The X-Pro1 is overall very much like the X100, but with a some welcome tweaks and refinements. The essence of the control layout is unchanged, with top-plate shutter speed and exposure compensation dials, a front-mounted lever for viewfinder mode selection, and a shutter button threaded for a traditional cable release. The focus mode selector has been notably improved, and is now a rotary switch on the front like the X10's (rather than the X100's side-mounted sliding switch). Once again, though, there's no analogue ISO dial.
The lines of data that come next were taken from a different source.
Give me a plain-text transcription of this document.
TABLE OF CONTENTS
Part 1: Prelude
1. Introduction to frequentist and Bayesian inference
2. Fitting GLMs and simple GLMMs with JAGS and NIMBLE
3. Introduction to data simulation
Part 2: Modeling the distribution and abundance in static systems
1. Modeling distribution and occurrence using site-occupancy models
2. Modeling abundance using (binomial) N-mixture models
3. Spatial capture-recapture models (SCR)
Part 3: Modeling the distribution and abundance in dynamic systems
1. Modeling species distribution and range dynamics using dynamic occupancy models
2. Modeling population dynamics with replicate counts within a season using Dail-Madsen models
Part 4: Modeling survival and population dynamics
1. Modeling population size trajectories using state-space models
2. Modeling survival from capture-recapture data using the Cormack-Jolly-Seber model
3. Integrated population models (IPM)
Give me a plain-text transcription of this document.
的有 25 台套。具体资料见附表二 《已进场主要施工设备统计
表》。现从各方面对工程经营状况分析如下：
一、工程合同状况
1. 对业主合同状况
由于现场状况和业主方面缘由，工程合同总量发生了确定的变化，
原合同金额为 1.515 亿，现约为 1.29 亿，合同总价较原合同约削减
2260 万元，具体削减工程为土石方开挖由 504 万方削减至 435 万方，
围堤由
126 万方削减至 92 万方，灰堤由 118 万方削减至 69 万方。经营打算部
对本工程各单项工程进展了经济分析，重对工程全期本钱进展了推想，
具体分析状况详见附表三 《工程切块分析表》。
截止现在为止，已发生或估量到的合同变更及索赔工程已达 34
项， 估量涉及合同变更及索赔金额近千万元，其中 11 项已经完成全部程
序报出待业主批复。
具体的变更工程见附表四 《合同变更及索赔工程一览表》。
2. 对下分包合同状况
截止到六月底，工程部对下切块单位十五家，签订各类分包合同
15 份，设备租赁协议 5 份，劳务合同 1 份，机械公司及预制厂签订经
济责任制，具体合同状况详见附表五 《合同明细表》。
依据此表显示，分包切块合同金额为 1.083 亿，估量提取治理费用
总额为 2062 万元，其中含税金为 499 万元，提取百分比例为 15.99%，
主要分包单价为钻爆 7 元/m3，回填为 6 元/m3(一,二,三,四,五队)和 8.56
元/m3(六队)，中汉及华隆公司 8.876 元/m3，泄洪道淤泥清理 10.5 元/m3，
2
The back of the camera, however, sees the biggest changes. The X100 received some criticism for its sometimes-fiddly plastic buttons and dials, and Fujifilm has completely revised the rear layout to address this. The buttons have been rearranged and are now larger and more positive, which a higher quality of finish. Consequently, the X-Pro1 really does feel like a serious photographic tool.

The four-way controller is larger, with separated directional keys, a bigger 'OK' button and no surrounding dial; instead there's a single, clickable rear dial placed for thumb operation. The Drive mode button tops a column on the left side, above the metering mode and focus area buttons. Perhaps most notably, though, the RAW button has disappeared, replaced by a Q button that brings up a rear-screen control panel to change a wide range of photographic functions.

Tellingly, there's no dedicated movie record button: the X-Pro1 can record Full HD videos, but only via a drive mode setting; there's no real attempt at integration. The message here from Fujifilm is pretty simple - this is camera that's focused fundamentally on stills image shooting, and movies are very much a bonus.

Top view

From the top, the X-Pro1 has a very similar layout to the X100. The On/Off switch surrounds the shutter button, which is threaded for an old-fashioned cable release. Beside it is the 'Fn' button, which is larger than the X100's; this can be programmed to operate functions such as ISO, which has no dedicated control of its own. The shutter speed dial now has a central locking button for the 'A' position, and the exposure compensation dial is recessed into the top plate. Meanwhile, the lens barrel is almost entirely occupied by the manual focus and aperture rings - note that both of these controls are electronic, rather than mechanical.

The X-Pro1 has a rather minimal handgrip - just enough to give you something positive to hold onto, and stop the camera slipping out of your fingers. Fujifilm is offering an accessory grip that bolts into the tripod socket to provide a more positive hold, but you won't be able to change the battery or card with it attached.

Optional accessories

This is the EP-X20 flash unit, designed specifically to complement the X-Pro1. It's a small, fixed-head unit that has the distinction of incorporating a manual power output dial on top.
This is the X-Pro1's optional handgrip, that simply screws onto the base of the camera. However, once installed it blocks access to the battery / memory card compartment completely.
The X-Pro1's shutter release is threaded for an old-fashioned cable release. In practice this is something of a double-edged sword - they're certainly cheaper than other manufacturer's electronic remote switches, but you lose the tactile feedback of the half-press to focus. Also there's no facility to use a programmable timer remote, for example for time-lapse shooting.